My earliest memories of wanting to build more muscle are from seeing professional athletes who displayed physiques to be admired like Bo Jackson. Ofcourse the biggest influence would have to be Arnold. I got a hold of his Bodybuilding Encyclopedia as a teen and spent an entire summer lifting with my best friend. The book covers training, diet and much more so it was a great insight into what it takes to change the body. I didn’t really take nutrition too seriously until I decided to compete in 2008. I spent all of 2007 learning how to manipulate my diet to reach my goals and set personal records in the gym. It was then that I realized I had been missing a huge piece of the puzzle for many years.
-What are your future goals? Any specific things you want to accomplish?
My immediate goals are to step on the Pro Stage in late 2012 and display my best physique ever. Should that garner some recognition with judges I would be very happy. However, I can only control being my best and that doesn’t always mean I will beat somebody else’s best. I would like to qualify for the IFPA World Championships in October. My other goal is to grow my business, Pro Physique. Over the course of this year I have created a web site with the help of a friend and had great success coaching clients who compete and who just want to look and feel better. I have a growth plan for the next several years and that includes continuing my education with the sport and science of bodybuilding and nutrition.

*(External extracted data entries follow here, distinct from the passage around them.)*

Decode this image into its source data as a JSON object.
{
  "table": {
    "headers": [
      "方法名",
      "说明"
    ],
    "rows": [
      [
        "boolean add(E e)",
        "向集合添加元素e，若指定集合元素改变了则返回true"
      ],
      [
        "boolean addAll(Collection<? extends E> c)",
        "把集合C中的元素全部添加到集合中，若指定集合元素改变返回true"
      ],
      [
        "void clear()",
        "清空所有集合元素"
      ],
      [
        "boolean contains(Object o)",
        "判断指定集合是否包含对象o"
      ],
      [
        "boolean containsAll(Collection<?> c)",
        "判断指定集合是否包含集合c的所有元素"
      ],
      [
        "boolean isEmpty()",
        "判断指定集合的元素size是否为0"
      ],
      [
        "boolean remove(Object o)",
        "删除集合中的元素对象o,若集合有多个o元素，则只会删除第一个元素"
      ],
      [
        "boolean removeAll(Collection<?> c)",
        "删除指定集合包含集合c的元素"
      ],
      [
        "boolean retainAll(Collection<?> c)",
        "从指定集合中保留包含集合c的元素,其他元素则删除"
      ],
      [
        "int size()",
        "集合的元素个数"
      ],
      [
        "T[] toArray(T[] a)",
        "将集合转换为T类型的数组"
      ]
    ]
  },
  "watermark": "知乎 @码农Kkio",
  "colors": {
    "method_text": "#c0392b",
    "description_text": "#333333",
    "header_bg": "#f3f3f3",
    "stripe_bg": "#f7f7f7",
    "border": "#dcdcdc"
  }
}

-If there was one thing you could go back and change throughout your career what would it be and why? What impact do you think you could re-write in your past to improve on who you are today?
I wish the information that is available today had been available to me in the early 90’s when I was just getting started. I did my best by reading Arnold’s book and all the magazines. However the diets posted in that magazine represent an extreme part of the sport which I am not a part of. After eating diets with no carbs and 400 grams of protein you find something just isn’t right. I often got frustrated and would take long breaks. After learning about proper nutrition and training techniques that allow the body to continuously grow I have had fantastic gains that never plateau. I think if I had this knowledge many years ago it could have helped me be further along in my progress. Overall though I am very happy with where I am, as I can say I struggled but never gave in. I may have stopped from time to time but I never quite trying to improve.
-Thank you for your time and effort in this Q&A Session, if there was one last tip you could give to those who are reading/following what would it be and why?
You are very welcome. I really like what you guys are doing for the sport. If I could give one piece of advice to athletes who want to attain something. Find someone who has already attained your goal and ask them for advice. You would be surprised how helpful and friendly bodybuilders can be. I have made many great friends with those I once looked up to, and now they are my peers.